When NBIC pivoted in 2016, little did Angela know that less than five years later, she’d need to tap into the same strength and agility she used to rebrand and relaunch NBIC to rebuild again.
In March 2020, a tornado devasted the North Nashville community NBIC called home, causing significant damage to their new building. Displaced yet not discouraged, Angela and her team immediately contacted all clients to offer support. The ability to do that was predicated by a decision Angela made two years earlier.
“Early on, I realized that if NBIC didn’t embrace technology, we would be closed or on the blink of closure within a year.” Angela saw technology enablement as the future of sustainability and growth for NBIC and its clients. “We brought in an Entrepreneur-in-Residence exceptionally skilled in technology to help us build technology infrastructure. With everything essentially cloud-based, we could work from anywhere. That framework was NBIC’s saving grace after the tornado as operations shifted from in-person to online.
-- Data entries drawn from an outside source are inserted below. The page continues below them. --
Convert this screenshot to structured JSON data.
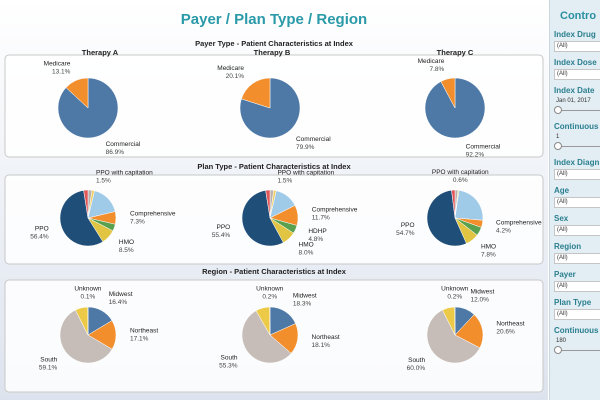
{
  "title": "Payer / Plan Type / Region",
  "sections": [
    {
      "title": "Payer Type - Patient Characteristics at Index",
      "columns": [
        "Therapy A",
        "Therapy B",
        "Therapy C"
      ]
    },
    {
      "title": "Plan Type - Patient Characteristics at Index"
    },
    {
      "title": "Region - Patient Characteristics at Index"
    }
  ],
  "chart_data": [
    {
      "type": "pie",
      "categories": [
        "Commercial",
        "Medicare"
      ],
      "values": [
        86.9,
        13.1
      ],
      "value_labels": [
        "86.9%",
        "13.1%"
      ],
      "colors": [
        "#4e79a7",
        "#f28e2b"
      ]
    },
    {
      "type": "pie",
      "categories": [
        "Commercial",
        "Medicare"
      ],
      "values": [
        79.9,
        20.1
      ],
      "value_labels": [
        "79.9%",
        "20.1%"
      ],
      "colors": [
        "#4e79a7",
        "#f28e2b"
      ]
    },
    {
      "type": "pie",
      "categories": [
        "Commercial",
        "Medicare"
      ],
      "values": [
        92.2,
        7.8
      ],
      "value_labels": [
        "92.2%",
        "7.8%"
      ],
      "colors": [
        "#4e79a7",
        "#f28e2b"
      ]
    },
    {
      "type": "pie",
      "categories": [
        null,
        "PPO with capitation",
        null,
        "Comprehensive",
        null,
        "HMO",
        "PPO",
        null
      ],
      "values": [
        2.3,
        1.5,
        17.5,
        7.3,
        4.0,
        8.5,
        56.4,
        2.5
      ],
      "value_labels": [
        null,
        "1.5%",
        null,
        "7.3%",
        null,
        "8.5%",
        "56.4%",
        null
      ],
      "colors": [
        "#bab0ac",
        "#f1ce63",
        "#a0cbe8",
        "#f28e2b",
        "#59a14f",
        "#e1c542",
        "#1f4e79",
        "#e15759"
      ]
    },
    {
      "type": "pie",
      "categories": [
        null,
        "PPO with capitation",
        null,
        "Comprehensive",
        "HDHP",
        "HMO",
        "PPO",
        null
      ],
      "values": [
        2.1,
        1.5,
        14.0,
        11.7,
        4.8,
        8.0,
        55.4,
        2.5
      ],
      "value_labels": [
        null,
        "1.5%",
        null,
        "11.7%",
        "4.8%",
        "8.0%",
        "55.4%",
        null
      ],
      "colors": [
        "#bab0ac",
        "#f1ce63",
        "#a0cbe8",
        "#f28e2b",
        "#59a14f",
        "#e1c542",
        "#1f4e79",
        "#e15759"
      ]
    },
    {
      "type": "pie",
      "categories": [
        null,
        "PPO with capitation",
        null,
        "Comprehensive",
        null,
        "HMO",
        "PPO",
        null
      ],
      "values": [
        1.7,
        0.6,
        24.0,
        4.2,
        5.0,
        7.8,
        54.7,
        2.0
      ],
      "value_labels": [
        null,
        "0.6%",
        null,
        "4.2%",
        null,
        "7.8%",
        "54.7%",
        null
      ],
      "colors": [
        "#bab0ac",
        "#f1ce63",
        "#a0cbe8",
        "#f28e2b",
        "#59a14f",
        "#e1c542",
        "#1f4e79",
        "#e15759"
      ]
    },
    {
      "type": "pie",
      "categories": [
        "Midwest",
        "Northeast",
        "South",
        null,
        "Unknown"
      ],
      "values": [
        16.4,
        17.1,
        59.1,
        7.3,
        0.1
      ],
      "value_labels": [
        "16.4%",
        "17.1%",
        "59.1%",
        null,
        "0.1%"
      ],
      "colors": [
        "#4e79a7",
        "#f28e2b",
        "#c7bdb8",
        "#edc948",
        "#76b7b2"
      ]
    },
    {
      "type": "pie",
      "categories": [
        "Midwest",
        "Northeast",
        "South",
        null,
        "Unknown"
      ],
      "values": [
        18.3,
        18.1,
        55.3,
        8.1,
        0.2
      ],
      "value_labels": [
        "18.3%",
        "18.1%",
        "55.3%",
        null,
        "0.2%"
      ],
      "colors": [
        "#4e79a7",
        "#f28e2b",
        "#c7bdb8",
        "#edc948",
        "#76b7b2"
      ]
    },
    {
      "type": "pie",
      "categories": [
        "Midwest",
        "Northeast",
        "South",
        null,
        "Unknown"
      ],
      "values": [
        12.0,
        20.6,
        60.0,
        7.2,
        0.2
      ],
      "value_labels": [
        "12.0%",
        "20.6%",
        "60.0%",
        null,
        "0.2%"
      ],
      "colors": [
        "#4e79a7",
        "#f28e2b",
        "#c7bdb8",
        "#edc948",
        "#76b7b2"
      ]
    }
  ],
  "controls": {
    "title": "Contro",
    "items": [
      {
        "label": "Index Drug",
        "value": "(All)"
      },
      {
        "label": "Index Dose",
        "value": "(All)"
      },
      {
        "label": "Index Date",
        "value": "Jan 01, 2017",
        "slider": true
      },
      {
        "label": "Continuous",
        "value": "1",
        "slider": true
      },
      {
        "label": "Index Diagn",
        "value": "(All)"
      },
      {
        "label": "Age",
        "value": "(All)"
      },
      {
        "label": "Sex",
        "value": "(All)"
      },
      {
        "label": "Region",
        "value": "(All)"
      },
      {
        "label": "Payer",
        "value": "(All)"
      },
      {
        "label": "Plan Type",
        "value": "(All)"
      },
      {
        "label": "Continuous E",
        "value": "180",
        "slider": true
      }
    ]
  }
}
Then the pandemic hit, and once again, NBIC’s early adoption of technology proved a benefit as classes went virtual. But for Angela, offering online instruction was only half the battle. She recognized that what small business owners in Davidson County needed most was access to technical assistance that helped them pivot. At the heart of that pivot was technology.
“It became clear to me that businesses needed a digital presence to survive the aftershocks of COVID-19.” Thanks to her efforts, NBIC was awarded a $600,000 grant from Metro Nashville under the CARES Act. “This grant enabled us to provide hands-on technical assistance for up to 200 small business owners struggling to keep their doors open.” That assistance included financial services, e-commerce/website capability, digital strategy development, and legal support.
As the economy begins to stabilize, Angela is looking ahead to how NBIC can best serve MWBEs moving forward. She realizes that business dynamics in Nashville are changing. Before the pandemic, businesses sought office space with all the bells and whistles. But after a year of working from home, many are turning to virtual offices and remote teams. “Our goal is to be what firms need now, which looks different from years ago. In the past, our space was a draw, but NBIC’s secret sauce has always been its commitment to giving business owners not only the knowledge but also access to mentors, practitioners, and funders they need to scale.”
With technical assistance comes accountability. “We’re looking for business owners who are coachable and want that level of oversight.” NBIC serves the whole person, helping business owners consider all factors impacting their business trajectory. “We don’t operate in silos. We help you define your goals – business and personal – then develop a road map to get you there.” It is that commitment to preparation and their track record of success that enables NBIC to change the narrative of small business ownership.